Another factor driving early emigration from Norfolk can be traced to a long tradition of non-conformity and dissent dating right back to the Peasants' Revolt, Kett's Rebellion and the Lollards. Some twenty years after the Virginia settlement several thousand Norfolk Puritans, inheritors of this non-conformist tradition, left their native shore in the footsteps of the 'Pilgrim Fathers' to establish a pure 'Bible Commonwealth' in Massachusetts Bay away from the increasingly intolerant religious climate in England.
Part of a predominantly East Anglian exodus - which became known as the Great Migration - their contribution to the New World was less in terms of outstanding individuals, and more in terms of collective ideals. According to one commentator the way of thinking later characterised by Franklin Roosevelt as the Four Freedoms, 'appeared in Massachusetts within a few years of its founding'. The libertarian ideas of the early colonists were 'deeply embedded in Puritan ideas and also in East Anglian realities'.

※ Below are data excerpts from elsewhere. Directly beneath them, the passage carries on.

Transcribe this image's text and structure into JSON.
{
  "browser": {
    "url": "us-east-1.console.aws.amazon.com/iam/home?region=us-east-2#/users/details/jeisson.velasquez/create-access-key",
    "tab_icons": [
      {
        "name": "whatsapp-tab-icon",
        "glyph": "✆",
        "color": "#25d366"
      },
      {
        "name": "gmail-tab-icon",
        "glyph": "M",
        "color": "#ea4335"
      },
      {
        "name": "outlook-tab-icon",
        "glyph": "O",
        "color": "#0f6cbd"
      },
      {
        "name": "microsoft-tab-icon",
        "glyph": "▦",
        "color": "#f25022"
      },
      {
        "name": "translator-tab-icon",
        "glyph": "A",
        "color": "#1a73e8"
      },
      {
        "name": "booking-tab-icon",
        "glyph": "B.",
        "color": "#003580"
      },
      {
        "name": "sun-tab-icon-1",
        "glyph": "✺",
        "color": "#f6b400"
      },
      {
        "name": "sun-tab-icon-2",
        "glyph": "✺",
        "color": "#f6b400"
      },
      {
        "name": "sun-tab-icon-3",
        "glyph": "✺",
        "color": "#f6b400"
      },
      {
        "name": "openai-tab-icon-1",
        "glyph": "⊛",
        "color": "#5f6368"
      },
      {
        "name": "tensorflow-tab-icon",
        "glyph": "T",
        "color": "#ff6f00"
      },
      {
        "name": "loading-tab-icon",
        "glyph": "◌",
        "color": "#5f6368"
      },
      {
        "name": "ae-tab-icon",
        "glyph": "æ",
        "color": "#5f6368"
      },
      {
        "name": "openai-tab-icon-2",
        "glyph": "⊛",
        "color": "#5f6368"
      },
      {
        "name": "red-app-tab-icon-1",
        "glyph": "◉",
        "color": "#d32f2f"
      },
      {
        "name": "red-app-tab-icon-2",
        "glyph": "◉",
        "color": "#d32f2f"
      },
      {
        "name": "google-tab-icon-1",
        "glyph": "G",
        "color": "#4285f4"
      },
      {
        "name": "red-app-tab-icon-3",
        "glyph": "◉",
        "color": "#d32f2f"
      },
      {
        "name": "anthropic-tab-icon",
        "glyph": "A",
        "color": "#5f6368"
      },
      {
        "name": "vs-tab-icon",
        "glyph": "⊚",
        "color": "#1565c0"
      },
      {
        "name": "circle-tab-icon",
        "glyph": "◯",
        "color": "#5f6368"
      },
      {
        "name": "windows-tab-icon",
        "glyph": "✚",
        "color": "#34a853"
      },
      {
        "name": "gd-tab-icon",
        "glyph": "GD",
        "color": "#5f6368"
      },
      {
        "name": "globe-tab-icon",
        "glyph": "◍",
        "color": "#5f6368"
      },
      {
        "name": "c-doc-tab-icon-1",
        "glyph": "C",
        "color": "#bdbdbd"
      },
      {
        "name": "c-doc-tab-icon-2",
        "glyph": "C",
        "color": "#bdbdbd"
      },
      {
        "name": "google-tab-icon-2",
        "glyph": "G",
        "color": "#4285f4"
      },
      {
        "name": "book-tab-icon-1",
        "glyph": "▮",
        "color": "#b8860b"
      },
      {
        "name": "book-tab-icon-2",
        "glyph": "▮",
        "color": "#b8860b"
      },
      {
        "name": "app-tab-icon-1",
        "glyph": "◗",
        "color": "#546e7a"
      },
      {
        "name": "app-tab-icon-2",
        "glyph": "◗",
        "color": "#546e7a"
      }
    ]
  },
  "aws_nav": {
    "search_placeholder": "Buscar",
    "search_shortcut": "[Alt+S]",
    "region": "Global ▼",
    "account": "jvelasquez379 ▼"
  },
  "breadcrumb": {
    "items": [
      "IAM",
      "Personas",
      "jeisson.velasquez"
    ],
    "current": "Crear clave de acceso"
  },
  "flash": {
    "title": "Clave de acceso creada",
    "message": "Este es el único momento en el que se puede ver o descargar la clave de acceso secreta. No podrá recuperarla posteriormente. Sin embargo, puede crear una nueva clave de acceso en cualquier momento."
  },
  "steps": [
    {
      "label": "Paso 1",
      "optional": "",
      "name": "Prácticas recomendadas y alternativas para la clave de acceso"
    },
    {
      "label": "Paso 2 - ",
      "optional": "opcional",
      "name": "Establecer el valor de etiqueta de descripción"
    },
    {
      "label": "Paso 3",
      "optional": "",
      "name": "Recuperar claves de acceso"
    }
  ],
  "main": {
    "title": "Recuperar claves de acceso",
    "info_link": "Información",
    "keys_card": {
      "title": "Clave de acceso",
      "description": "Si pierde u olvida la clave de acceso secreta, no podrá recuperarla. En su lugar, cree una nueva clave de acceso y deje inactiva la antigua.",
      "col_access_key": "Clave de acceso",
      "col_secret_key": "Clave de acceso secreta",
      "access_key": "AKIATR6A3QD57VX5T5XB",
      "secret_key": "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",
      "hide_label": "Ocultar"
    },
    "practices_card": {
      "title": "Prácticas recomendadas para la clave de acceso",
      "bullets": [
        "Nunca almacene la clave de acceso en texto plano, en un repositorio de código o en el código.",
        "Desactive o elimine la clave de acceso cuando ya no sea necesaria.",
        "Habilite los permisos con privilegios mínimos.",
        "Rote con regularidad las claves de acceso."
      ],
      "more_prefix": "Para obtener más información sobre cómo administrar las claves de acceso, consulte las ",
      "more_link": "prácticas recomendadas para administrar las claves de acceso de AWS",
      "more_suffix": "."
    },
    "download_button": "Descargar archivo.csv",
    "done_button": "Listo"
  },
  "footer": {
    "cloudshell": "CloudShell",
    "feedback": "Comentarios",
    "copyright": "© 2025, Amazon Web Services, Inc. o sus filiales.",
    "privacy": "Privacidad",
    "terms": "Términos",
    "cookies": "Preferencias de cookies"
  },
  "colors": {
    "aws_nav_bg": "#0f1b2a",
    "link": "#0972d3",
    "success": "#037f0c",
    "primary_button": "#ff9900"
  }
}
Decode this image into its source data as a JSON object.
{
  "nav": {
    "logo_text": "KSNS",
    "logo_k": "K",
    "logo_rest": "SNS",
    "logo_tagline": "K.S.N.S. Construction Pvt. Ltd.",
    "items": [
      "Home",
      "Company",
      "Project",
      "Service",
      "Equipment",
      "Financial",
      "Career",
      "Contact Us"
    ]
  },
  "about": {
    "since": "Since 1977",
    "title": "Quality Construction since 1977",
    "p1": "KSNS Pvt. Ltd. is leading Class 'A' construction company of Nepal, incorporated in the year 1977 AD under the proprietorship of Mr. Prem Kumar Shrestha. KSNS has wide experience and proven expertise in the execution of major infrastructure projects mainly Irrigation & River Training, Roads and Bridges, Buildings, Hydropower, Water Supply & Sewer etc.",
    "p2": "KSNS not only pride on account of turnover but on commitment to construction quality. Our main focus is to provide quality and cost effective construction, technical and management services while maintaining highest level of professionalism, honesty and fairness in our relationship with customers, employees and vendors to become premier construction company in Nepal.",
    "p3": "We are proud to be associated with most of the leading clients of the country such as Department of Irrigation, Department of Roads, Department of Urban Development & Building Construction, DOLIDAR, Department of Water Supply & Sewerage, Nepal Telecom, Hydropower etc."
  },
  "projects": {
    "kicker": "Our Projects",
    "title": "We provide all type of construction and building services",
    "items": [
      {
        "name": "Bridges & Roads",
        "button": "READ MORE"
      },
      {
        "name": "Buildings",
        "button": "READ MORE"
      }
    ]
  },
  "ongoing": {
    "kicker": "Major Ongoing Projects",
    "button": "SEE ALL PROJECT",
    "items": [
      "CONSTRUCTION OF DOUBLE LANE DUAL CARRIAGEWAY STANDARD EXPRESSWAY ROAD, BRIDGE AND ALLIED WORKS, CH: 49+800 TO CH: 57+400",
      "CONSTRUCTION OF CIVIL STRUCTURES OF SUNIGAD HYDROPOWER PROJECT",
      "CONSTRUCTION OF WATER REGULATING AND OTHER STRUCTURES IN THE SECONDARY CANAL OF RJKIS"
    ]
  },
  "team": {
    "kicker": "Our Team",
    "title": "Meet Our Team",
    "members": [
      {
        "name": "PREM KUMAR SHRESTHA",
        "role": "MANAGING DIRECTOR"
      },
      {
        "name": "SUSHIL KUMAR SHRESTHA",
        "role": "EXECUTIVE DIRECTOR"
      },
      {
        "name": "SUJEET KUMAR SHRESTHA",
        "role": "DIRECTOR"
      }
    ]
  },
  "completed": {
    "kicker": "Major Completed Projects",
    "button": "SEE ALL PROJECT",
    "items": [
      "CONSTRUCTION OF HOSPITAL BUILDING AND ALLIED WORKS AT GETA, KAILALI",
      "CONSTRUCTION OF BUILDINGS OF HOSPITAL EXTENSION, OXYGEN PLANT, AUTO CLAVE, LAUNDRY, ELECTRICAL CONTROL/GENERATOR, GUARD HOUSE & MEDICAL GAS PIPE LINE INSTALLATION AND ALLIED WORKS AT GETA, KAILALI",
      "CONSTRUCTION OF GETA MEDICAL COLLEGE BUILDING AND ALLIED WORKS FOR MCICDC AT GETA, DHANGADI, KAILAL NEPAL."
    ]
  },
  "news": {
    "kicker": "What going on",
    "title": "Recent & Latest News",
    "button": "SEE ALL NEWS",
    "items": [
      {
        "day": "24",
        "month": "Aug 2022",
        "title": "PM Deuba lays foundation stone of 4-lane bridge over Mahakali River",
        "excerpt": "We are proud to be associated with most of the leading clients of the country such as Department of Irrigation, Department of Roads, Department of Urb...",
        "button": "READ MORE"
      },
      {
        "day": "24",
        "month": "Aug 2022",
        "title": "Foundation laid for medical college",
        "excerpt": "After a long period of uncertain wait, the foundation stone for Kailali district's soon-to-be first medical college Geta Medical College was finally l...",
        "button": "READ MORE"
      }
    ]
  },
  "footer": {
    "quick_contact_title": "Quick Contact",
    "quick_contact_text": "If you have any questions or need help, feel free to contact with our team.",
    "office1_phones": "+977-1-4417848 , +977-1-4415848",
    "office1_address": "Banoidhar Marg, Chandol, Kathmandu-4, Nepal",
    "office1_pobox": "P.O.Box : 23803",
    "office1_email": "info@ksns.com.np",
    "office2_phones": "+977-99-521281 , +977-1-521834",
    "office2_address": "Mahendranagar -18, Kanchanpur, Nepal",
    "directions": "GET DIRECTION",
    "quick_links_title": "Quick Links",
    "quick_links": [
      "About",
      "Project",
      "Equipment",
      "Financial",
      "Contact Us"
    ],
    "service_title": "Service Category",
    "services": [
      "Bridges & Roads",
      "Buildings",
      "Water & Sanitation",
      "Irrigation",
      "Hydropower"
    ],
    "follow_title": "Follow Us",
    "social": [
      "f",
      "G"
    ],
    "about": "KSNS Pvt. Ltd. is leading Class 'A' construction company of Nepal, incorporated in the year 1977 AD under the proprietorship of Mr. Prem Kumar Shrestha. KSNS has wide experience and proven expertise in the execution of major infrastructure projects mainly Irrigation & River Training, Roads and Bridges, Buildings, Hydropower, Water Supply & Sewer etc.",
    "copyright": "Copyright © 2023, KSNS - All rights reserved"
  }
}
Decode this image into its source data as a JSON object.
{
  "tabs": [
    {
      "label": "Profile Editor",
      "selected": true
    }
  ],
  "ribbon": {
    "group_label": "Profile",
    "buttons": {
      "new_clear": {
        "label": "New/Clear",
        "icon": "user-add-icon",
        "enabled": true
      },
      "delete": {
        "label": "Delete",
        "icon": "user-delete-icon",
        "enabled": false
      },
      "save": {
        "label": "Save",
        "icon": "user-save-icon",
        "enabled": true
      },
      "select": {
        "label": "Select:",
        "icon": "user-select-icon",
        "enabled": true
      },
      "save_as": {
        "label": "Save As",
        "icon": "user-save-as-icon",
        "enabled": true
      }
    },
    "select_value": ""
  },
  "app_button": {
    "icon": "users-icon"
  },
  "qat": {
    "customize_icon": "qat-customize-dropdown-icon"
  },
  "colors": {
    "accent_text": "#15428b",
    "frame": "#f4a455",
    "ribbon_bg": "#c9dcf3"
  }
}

After these initial migrations Norfolk genes continued to play a crucial role in the subsequent political history of the North American colonies and later of the USA.
Thomas Paine, the Thetford-born political radical, did more than anyone to change the course of the dispute with the mother country from protest to rebellion and then to independence.
Abraham Lincoln, directly descended from an apprentice weaver who emigrated from Hingham via Norwich in 1637, was perhaps the greatest of all American Presidents.
Later migration from Norfolk - both to North America and elsewhere - was generated more by 'push' than 'pull' factors. A rising rural population combined with an agricultural depression, for example, drove 3,354 people from Norfolk villages to Canada between 1835 and 1837, helped and encouraged both by their unions and the parish ratepayers. Others were going even more involuntarily - on the convict ships to Australia. But whether their migration was voluntary or not, these Norfolk men and women of humble origin all helped to populate and develop these two great dominions.
Place names are then only one aspect of the imprint of Norfolk in distant lands. From commercial adventurers and Puritans to impoverished farmers and convicts, all Norfolk migrants made an important and distinctive contribution to their adopted countries.